Mark examined rooms and then the attic, checking for damage. He was relieved not to find a tree limb inside the house. He didn’t know it at that moment, but just up the street from us, a big oak sliced right through the middle of a house, one that recently had sold, the new owners having not moved in yet. Talk about an unexpected fixer-upper!

Definitely no Zooming that day! Ironically, my office was vacated. I could have reclaimed it at least for the day, but there was no power, no internet service, no anything except a view of some very confused squirrels.

Mark got on his cellphone and contacted our insurance company, followed by contacting the first of many tree removal businesses. I say the first of many because it proved challenging to find a tree person willing to take on the task of dealing with our fallen oak. It wasn’t going to be easy to get the thing out due to all of our neighbors’ fences. Our backyard is nearly fenced in by fences that don’t belong to us. There are fences belonging to the next-door neighbor to the right, the next-door neighbor to the left, the backyard neighbor to the right and the backyard neighbor to the left. All connected to each other. I’m thinking now that there should be some sort of rule against such a thing — being hemmed in without wanting to be.

It seemed to me that the best way to remove the big oak was to cut it up into big chunks and then lower equipment from a helicopter, attach it to one chunk at a time and fly it away. Of course, none of the tree men with whom Mark talked had helicopters. There was only one access point to the tree, and through it they’d have to go with heavy equipment.

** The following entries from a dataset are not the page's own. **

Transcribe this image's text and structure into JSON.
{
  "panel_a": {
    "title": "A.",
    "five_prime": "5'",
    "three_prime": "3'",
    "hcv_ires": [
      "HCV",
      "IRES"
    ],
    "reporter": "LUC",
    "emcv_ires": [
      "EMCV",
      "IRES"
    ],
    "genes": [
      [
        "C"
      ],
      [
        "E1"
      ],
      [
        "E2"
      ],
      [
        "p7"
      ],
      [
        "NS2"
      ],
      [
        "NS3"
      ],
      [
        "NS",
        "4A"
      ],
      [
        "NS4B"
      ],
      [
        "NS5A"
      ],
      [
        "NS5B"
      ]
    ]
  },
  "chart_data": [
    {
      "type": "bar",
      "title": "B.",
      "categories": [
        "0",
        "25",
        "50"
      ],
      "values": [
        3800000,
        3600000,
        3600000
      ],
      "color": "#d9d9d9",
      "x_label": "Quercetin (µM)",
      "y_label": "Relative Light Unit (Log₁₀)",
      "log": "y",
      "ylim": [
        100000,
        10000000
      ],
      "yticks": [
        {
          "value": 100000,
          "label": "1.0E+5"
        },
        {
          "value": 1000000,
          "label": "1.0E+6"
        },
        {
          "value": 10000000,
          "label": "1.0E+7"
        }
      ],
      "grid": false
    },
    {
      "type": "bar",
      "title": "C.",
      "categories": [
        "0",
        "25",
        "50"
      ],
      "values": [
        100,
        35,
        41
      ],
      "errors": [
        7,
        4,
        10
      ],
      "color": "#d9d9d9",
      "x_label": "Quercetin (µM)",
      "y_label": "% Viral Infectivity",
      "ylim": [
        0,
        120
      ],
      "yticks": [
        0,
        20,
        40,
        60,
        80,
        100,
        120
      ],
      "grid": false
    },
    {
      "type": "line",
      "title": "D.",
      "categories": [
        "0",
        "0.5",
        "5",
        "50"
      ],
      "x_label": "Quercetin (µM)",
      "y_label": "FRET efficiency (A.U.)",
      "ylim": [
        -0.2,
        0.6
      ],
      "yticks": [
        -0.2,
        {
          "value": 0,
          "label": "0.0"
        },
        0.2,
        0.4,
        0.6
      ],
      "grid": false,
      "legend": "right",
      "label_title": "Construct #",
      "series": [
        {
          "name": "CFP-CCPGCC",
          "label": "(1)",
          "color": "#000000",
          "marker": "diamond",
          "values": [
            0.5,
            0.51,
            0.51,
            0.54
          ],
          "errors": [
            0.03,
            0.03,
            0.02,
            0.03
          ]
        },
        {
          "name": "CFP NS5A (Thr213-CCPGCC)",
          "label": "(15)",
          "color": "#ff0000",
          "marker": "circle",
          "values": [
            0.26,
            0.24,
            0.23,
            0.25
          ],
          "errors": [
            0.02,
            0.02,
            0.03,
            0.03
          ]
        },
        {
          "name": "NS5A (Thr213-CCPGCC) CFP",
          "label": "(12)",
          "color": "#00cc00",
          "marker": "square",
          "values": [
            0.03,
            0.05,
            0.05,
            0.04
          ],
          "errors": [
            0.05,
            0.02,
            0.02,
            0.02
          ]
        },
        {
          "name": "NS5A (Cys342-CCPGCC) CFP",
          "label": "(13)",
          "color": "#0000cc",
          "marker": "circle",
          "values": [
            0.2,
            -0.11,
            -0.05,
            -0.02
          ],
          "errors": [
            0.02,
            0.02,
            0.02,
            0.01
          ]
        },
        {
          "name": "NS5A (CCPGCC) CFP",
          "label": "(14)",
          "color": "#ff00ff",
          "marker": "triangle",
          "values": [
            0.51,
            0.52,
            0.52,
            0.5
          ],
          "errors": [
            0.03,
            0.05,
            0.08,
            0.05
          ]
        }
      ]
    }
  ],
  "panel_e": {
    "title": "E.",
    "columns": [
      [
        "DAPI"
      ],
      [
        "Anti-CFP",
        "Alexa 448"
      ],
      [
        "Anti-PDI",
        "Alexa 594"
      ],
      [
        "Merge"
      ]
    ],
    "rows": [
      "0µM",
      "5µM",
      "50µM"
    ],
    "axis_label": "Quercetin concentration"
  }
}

We cringed. It had been only a couple of months since our new driveway was put in, only a few weeks since a landscaper had begun installing new bushes and sod. There was one path the tree that people could follow from the front of the house to the inside of the L, one that didn’t cross the driveway, damage the new yard, or trespass on the neighbor’s grass. Only one. Meaning whoever accepted the job was going to have to be true to his word to stay on that path.

Tree guys came, they saw, they suggested, they quoted, they said they’d get back in touch. They did not. This went on for weeks. People around town stopped to look at the tree. When we’d see them again, they’d ask, “Have you gotten that big tree out of your backyard yet?” Zoom colleagues inquired regularly about the tree. One, a man in China, was most concerned about the squirrels that kept appearing on the top branches and peeking into the office windows.

Then one evening, Mark’s mother shared the story of a tree crew coming to her and Mark’s father’s house the previous day to remove an old cherry tree. Mark and I stopped listening to the tale, which centered on one of the tree fellows falling into the hole left when the tree was removed, and focused on the fact that the elder Canroberts had had luck getting tree work done. “Who are they?” we asked. “How do we get in touch with them?”

Ultimately, the same tree guys took care of our collapsed beauty. They not only accepted the challenge and lived up to their promises, but they talked and laughed while they worked and cleaned up after themselves so well that one could pretend no tree had ever fallen.

One of the men counted the rings of the oak: 120.

Mark paid the crew on Dec. 17, 2020, nearly 50 days since Zeta had torn through our neighborhood.

There was no damage to the roof or outside walls of our house. A retaining wall and porch suffered injuries, and lots of garden plants don’t look so good, but we’re not complaining.

Well, I do have one complaint: Mark’s still in my office. I’m thinking that if a tropical storm and downed mighty hardwood can’t scare him out of there, nothing can.